By: Marc Yaggi
By Marc Yaggi, executive director of Waterkeeper Alliance. Originally published in The Hill.
This month in 1972, President Nixon vetoed the bipartisan Clean Water Act, deeming it “budget-wrecking.” A day later, however, Sen. Edmund Muskie (D-Maine) led the charge in the U.S. Congress to override the presidential veto — passing the 20th century’s landmark water protection legislation into law.
Under this law, all waters defined as “waters of the United States” (WOTUS) became federally protected against pollution under strict standards to protect drinking water, wildlife, recreation and many other uses. Thanks to the Clean Water Act, bodies of water like the Cuyahoga no longer catch on fire, bacteria levels in rivers like the Hudson, where levels once reached 170 times the legal limit, are substantially reduced and more than 700 billion pounds of toxic pollutants are prevented each year from being dumped into American waterways.
Yet — despite the success of the Clean Water Act — 48 years later, this monumental law is under assault.
The U.S. Environmental Protection Agency and the U.S. Army Corps of Engineers earlier this year finalized a new definition of WOTUS — undermining both science and the core principles of the Clean Water Act by dramatically reducing which American waterways are protected.
This administration’s new WOTUS definition has upended some 50 years of legal precedent and opened America’s aquatic ecosystems to the threat of toxic pollution and destruction.
If 2020 has taught us anything, it’s that a healthy population is the infrastructure our economy is built upon, and a healthy population requires a healthy environment in which to live.
The World Health Organization finds that cleaner and safer water could prevent more than 2.5 million premature deaths annually and prevent some 10 million individuals from contracting chronic and severe illness.
Here in the United States, just one environmental regulation pertaining to clean and safe water — The Mercury and Air Toxics Standards for power plants — averts up to 11,000 premature deaths in the country each year and prevents 4,700 heart attacks and 130,000 asthma attacks annually. Concurrent with declines in mercury emissions, contaminant levels in air, water, sediments, loons, freshwater fisheries and Atlantic Ocean fisheries have decreased significantly. The Mercury and Air Toxics Standards rule is among more than 100 regulations that the Trump administration has been attempting to roll back since 2016.
The laws that govern our nation serve as the most immediate reflection of what we value as a people. When laws that protect our environment and ecosystems — and in turn protect the health of countless Americans — are slashed, it’s a clear sign that the value that we place on human life has deteriorated.
This conclusion becomes even more troubling when we consider the communities and neighborhoods most impacted by the environmental harms caused by pollution. From Flint, Mich., to “Cancer Alley” in Louisiana to Pahokee, Fla. — where residents wait annually for “black snow” to hit the neighborhood — these communities are home predominately to Black, Indigenous, People of Color (BIPOC). Amid this moment of national reckoning on systemic racism, we can and we must do better.

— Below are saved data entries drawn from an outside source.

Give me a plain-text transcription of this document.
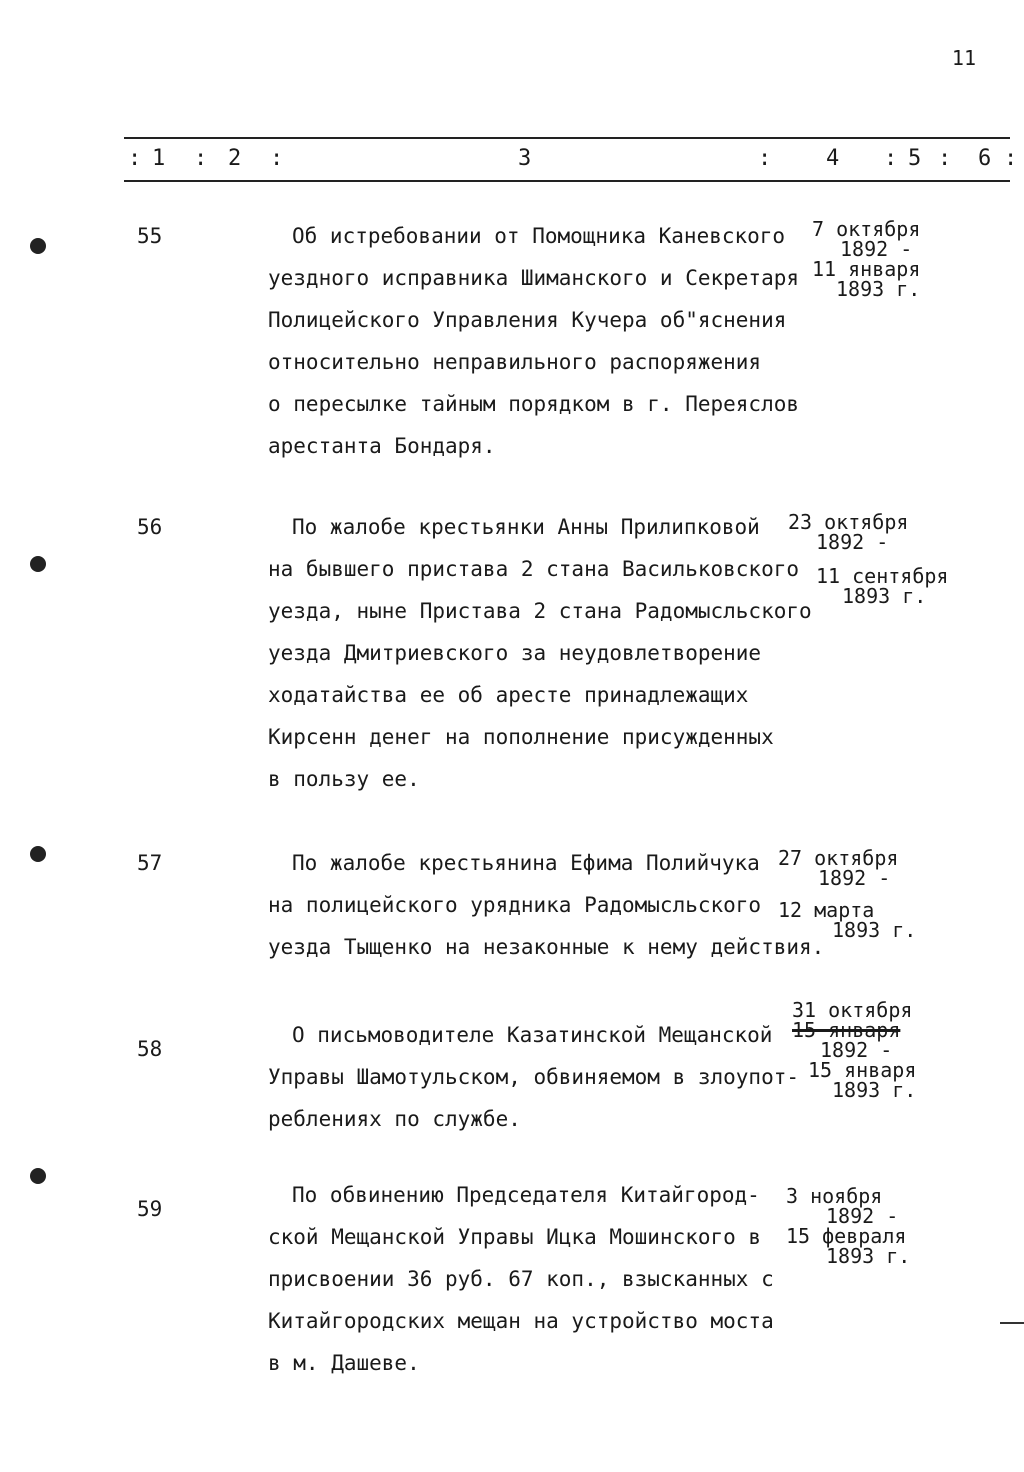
11
: 1 : 2 :	3	: 4 : 5 : 6 :
55	Об истребовании от Помощника Каневского
уездного исправника Шиманского и Секретаря
Полицейского Управления Кучера об"яснения
относительно неправильного распоряжения
о пересылке тайным порядком в г. Переяслов
арестанта Бондаря.
7 октября
1892 -
11 января
1893 г.
56	По жалобе крестьянки Анны Прилипковой
на бывшего пристава 2 стана Васильковского
уезда, ныне Пристава 2 стана Радомысльского
уезда Дмитриевского за неудовлетворение
ходатайства ее об аресте принадлежащих
Кирсенн денег на пополнение присужденных
в пользу ее.
23 октября
1892 -
11 сентября
1893 г.
57	По жалобе крестьянина Ефима Полийчука
на полицейского урядника Радомысльского
уезда Тыщенко на незаконные к нему действия.
27 октября
1892 -
12 марта
1893 г.
58
О письмоводителе Казатинской Мещанской
Управы Шамотульском, обвиняемом в злоупот-
реблениях по службе.
31 октября
15 января
1892 -
15 января
1893 г.
59
По обвинению Председателя Китайгород-
ской Мещанской Управы Ицка Мошинского в
присвоении 36 руб. 67 коп., взысканных с
Китайгородских мещан на устройство моста
в м. Дашеве.
3 ноября
1892 -
15 февраля
1893 г.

The fact of the matter is that every environmental regulation that is rolled back chips away at the health, humanity and longevity of communities across the planet. Forty-eight years after the passage of the Clean Water Act, we’re reminded of its heightened importance as we navigate a global pandemic and fend off coordinated legislative and regulatory efforts to undermine the very principles that have made the monumental law such a success.